Great Job Daddy

August 5, 2013, by Todd Neva

“Daddy, draw me a truck,” Isaac said as he plopped his book How to Draw Things That Go on the table.

Holding a pen between my middle and ring fingers, I drew a pickup truck. Even though the lines were squiggly, looking like the work of a child, Isaac affirmed me, “Great job, Daddy. I will color it blue, like your truck.”

After a few crayon scribbles on the fender, he slid the paper and crayon over to me and said, “Color it, Daddy.”

I colored it, with a few scribbles outside of the lines, but not completely before my hand got too tired.

“Great job, Daddy, you did really good.”

What kid delegates his coloring?

Recently, my cousin Greg and nephew Adam visited us. I put them to work as I often do when I have visitors. I would do the work myself, but my hands don’t work. I have weeks to think about a project before having a willing visitor, and then with the project clearly mapped out in my mind, I hover over him and direct the work.

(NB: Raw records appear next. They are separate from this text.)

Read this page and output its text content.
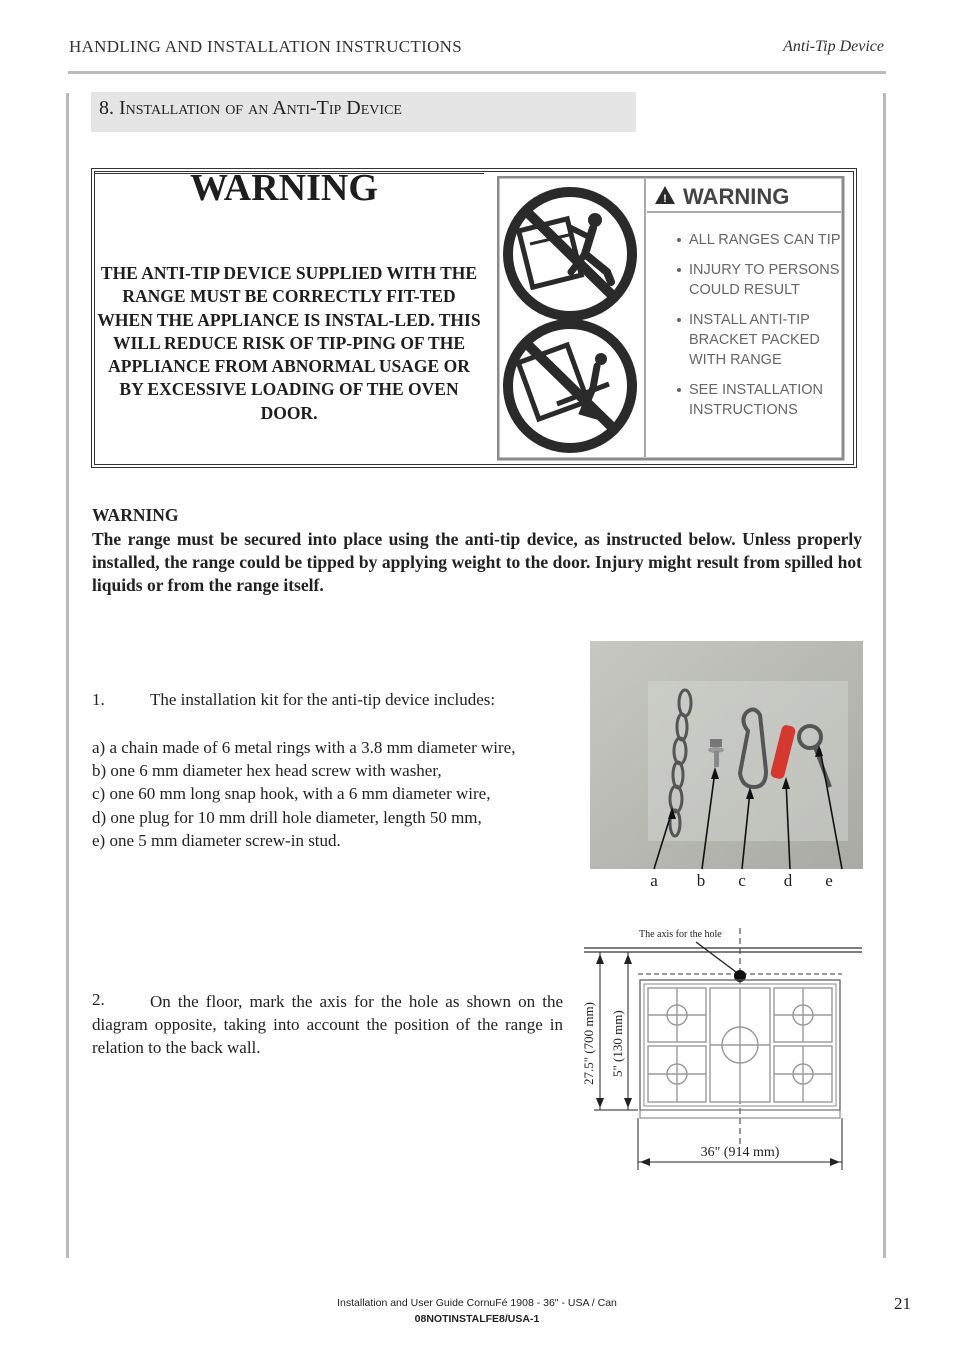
HANDLING AND INSTALLATION INSTRUCTIONS	Anti-Tip Device
8. Installation of an Anti-Tip Device
WARNING
THE ANTI-TIP DEVICE SUPPLIED WITH THE RANGE MUST BE CORRECTLY FIT-TED WHEN THE APPLIANCE IS INSTAL-LED. THIS WILL REDUCE RISK OF TIP-PING OF THE APPLIANCE FROM ABNORMAL USAGE OR BY EXCESSIVE LOADING OF THE OVEN DOOR.
! WARNING
ALL RANGES CAN TIP
INJURY TO PERSONS
COULD RESULT
INSTALL ANTI-TIP
BRACKET PACKED
WITH RANGE
SEE INSTALLATION
INSTRUCTIONS
WARNING
The range must be secured into place using the anti-tip device, as instructed below. Unless properly installed, the range could be tipped by applying weight to the door. Injury might result from spilled hot liquids or from the range itself.
1.	The installation kit for the anti-tip device includes:
a) a chain made of 6 metal rings with a 3.8 mm diameter wire,
b) one 6 mm diameter hex head screw with washer,
c) one 60 mm long snap hook, with a 6 mm diameter wire,
d) one plug for 10 mm drill hole diameter, length 50 mm,
e) one 5 mm diameter screw-in stud.
a b c d e
2.	On the floor, mark the axis for the hole as shown on the diagram opposite, taking into account the position of the range in relation to the back wall.
The axis for the hole
27.5" (700 mm) 5" (130 mm)
36" (914 mm)
Installation and User Guide CornuFé 1908 - 36" - USA / Can
08NOTINSTALFE8/USA-1
21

We used my father-in-law’s backhoe on a few projects around the property—knocking a hole through the rock wall to allow for drainage, digging the topsoil out from the future site of a shed, and removing old stumps from harvested Christmas trees.

On the last project, I directed Greg’s backhoe work from my lawnmower with Isaac standing in front of me. Greg positioned the backhoe in front of a stump and started to move the boom into position.

Isaac yelled out, “You need to come this way a little bit.”

“Son, you have a future in middle-management.”

 

Later, I told Greg, “You had two foremen and one of them is three. I’ve never seen a three-year-old delegate work. He even delegates his coloring to me. What three-year-old would rather tell somebody to color than color himself?”

“A three-year-old who wants to be like his daddy,” Greg said.